Scariest Moment: An old woman weakly protests as robbers steal the lamp and proceed to murder her with an axe.
Weirdest Moment: One of the museum’s security guards loudly sings opera while making his rounds.
Champion Dialogue: “I never said I was the wizard of coffee and toast.”
Body Count: 16; not including a female teen who presumably dies but we don’t specifically see it.
  1. Young Arab Woman dies… somehow.
  2. Random Dude is mauled offscreen.
  3. Old Arab Woman is axed to death.
  4. Max is cut in half or crushed or something, it's hard to tell.
  5.  Harley has his face impaled on an axe.
  6. Faylene is hung with an invisible rope.
  7. Dr.

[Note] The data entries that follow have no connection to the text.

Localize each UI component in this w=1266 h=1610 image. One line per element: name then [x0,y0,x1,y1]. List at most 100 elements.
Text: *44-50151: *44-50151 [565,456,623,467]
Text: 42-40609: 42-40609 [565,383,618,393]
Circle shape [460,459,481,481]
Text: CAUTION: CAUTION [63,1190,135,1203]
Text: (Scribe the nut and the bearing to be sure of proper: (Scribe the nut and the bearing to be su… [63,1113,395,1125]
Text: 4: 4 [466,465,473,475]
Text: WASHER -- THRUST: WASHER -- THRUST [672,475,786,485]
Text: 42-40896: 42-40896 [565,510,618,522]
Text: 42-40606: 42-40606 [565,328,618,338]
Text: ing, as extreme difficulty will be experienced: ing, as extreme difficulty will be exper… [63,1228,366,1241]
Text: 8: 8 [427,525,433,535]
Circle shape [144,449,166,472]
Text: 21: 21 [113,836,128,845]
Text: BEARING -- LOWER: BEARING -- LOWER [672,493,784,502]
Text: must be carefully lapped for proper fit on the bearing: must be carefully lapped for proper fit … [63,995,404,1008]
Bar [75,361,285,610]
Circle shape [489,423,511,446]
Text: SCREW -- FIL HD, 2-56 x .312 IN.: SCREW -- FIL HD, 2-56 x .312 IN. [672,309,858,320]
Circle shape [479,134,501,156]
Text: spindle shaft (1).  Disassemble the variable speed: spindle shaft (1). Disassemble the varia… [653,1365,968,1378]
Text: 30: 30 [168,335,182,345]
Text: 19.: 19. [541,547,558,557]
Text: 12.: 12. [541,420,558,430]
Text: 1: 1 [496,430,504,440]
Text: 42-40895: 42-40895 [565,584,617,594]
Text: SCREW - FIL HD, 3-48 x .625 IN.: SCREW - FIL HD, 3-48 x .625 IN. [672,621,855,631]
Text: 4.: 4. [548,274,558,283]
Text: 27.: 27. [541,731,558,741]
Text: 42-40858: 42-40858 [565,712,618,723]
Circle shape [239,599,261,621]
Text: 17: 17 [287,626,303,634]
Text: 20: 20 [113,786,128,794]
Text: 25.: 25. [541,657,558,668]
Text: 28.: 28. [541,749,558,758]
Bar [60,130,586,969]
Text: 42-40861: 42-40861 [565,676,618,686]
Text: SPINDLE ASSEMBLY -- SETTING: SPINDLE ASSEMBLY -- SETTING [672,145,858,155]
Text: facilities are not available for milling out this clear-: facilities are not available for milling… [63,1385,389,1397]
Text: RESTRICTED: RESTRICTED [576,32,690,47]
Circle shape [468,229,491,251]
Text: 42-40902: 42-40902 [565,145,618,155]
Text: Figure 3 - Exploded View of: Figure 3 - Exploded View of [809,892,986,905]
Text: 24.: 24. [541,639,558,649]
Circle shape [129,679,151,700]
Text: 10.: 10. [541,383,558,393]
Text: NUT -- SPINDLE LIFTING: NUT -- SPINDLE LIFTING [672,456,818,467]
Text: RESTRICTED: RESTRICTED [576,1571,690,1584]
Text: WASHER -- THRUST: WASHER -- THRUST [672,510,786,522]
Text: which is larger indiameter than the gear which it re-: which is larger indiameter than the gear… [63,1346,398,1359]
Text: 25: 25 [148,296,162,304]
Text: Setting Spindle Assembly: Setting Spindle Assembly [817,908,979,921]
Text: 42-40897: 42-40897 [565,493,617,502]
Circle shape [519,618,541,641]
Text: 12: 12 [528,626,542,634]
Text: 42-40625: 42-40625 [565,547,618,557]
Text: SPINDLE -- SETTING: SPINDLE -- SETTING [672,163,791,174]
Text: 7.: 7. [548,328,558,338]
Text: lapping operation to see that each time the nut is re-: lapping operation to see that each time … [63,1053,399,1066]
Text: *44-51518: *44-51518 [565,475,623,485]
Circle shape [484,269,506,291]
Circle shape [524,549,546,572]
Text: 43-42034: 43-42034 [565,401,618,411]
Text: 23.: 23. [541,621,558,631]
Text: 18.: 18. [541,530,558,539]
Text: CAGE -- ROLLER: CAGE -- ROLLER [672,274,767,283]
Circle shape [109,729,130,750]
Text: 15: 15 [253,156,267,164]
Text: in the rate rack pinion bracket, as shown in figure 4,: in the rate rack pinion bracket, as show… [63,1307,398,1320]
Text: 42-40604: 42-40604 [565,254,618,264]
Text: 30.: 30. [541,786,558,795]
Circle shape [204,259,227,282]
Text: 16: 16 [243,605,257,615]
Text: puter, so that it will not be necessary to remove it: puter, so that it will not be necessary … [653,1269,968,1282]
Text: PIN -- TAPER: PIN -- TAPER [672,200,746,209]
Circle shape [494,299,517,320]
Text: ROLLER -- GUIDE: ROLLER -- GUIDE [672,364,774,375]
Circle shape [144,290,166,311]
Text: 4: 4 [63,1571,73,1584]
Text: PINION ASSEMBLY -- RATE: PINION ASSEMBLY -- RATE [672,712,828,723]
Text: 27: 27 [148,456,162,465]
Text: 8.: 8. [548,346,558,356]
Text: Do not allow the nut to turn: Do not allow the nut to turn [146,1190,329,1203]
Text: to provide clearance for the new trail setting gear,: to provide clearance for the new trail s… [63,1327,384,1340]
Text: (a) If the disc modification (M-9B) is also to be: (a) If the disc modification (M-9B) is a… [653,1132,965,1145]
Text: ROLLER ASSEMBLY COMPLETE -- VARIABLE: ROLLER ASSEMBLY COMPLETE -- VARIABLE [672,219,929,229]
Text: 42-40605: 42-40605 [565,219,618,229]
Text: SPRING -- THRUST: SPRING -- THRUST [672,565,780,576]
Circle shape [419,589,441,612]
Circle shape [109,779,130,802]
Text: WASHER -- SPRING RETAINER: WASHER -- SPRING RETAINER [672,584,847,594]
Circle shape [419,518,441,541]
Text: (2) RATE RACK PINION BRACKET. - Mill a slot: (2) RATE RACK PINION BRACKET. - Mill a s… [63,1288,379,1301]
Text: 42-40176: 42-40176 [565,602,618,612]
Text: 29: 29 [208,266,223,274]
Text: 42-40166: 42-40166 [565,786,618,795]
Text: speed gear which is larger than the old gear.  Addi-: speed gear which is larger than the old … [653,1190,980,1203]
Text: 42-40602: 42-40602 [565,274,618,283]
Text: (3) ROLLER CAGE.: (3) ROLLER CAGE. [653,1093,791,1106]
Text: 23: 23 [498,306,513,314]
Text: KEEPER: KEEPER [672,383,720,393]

Theo Bressling has his head chopped with a ceiling fan.
  8. Bob is impaled on a spear.
  9. Ross is split in half offscreen.
  10. Babs is attacked by bath cobras.
  11. Terry is bitten by a snake in his pants.
  12. Tony gets his head twisted off by a medieval helmet.
  13. Mike is impaled with a viking helmet.
  14. Jeff is killed offscreen.
  15. Ted is devoured by a reanimated corpse.
  16. Dr. Wallace is killed offscreen.
TL;DR: The Lamp is a thoroughly weird and engrossing supernatural slasher flick.
Rating: 7/10
Word Count: 1317

1 comment:

  1. And he doesn't even rape his ex, he rapes a black woman, which feels a bit random, on top of everything else. When they open the door and are shown in silhouette with that headgear, I guess it was scary even, for a moment. But that kind of lunacy is all the movie has going for it. I didn't find it so engrossing but I believe it certainly deserves a watch.
    It does have kind of unexpectedly "high" production values. Well, for what it is. Someone sure enjoyed riding that camera on a crane or whatever they did for all of those POV shots of the monster flying around the museum. The lamp was neat I guess, although it looked like it had a glans or something.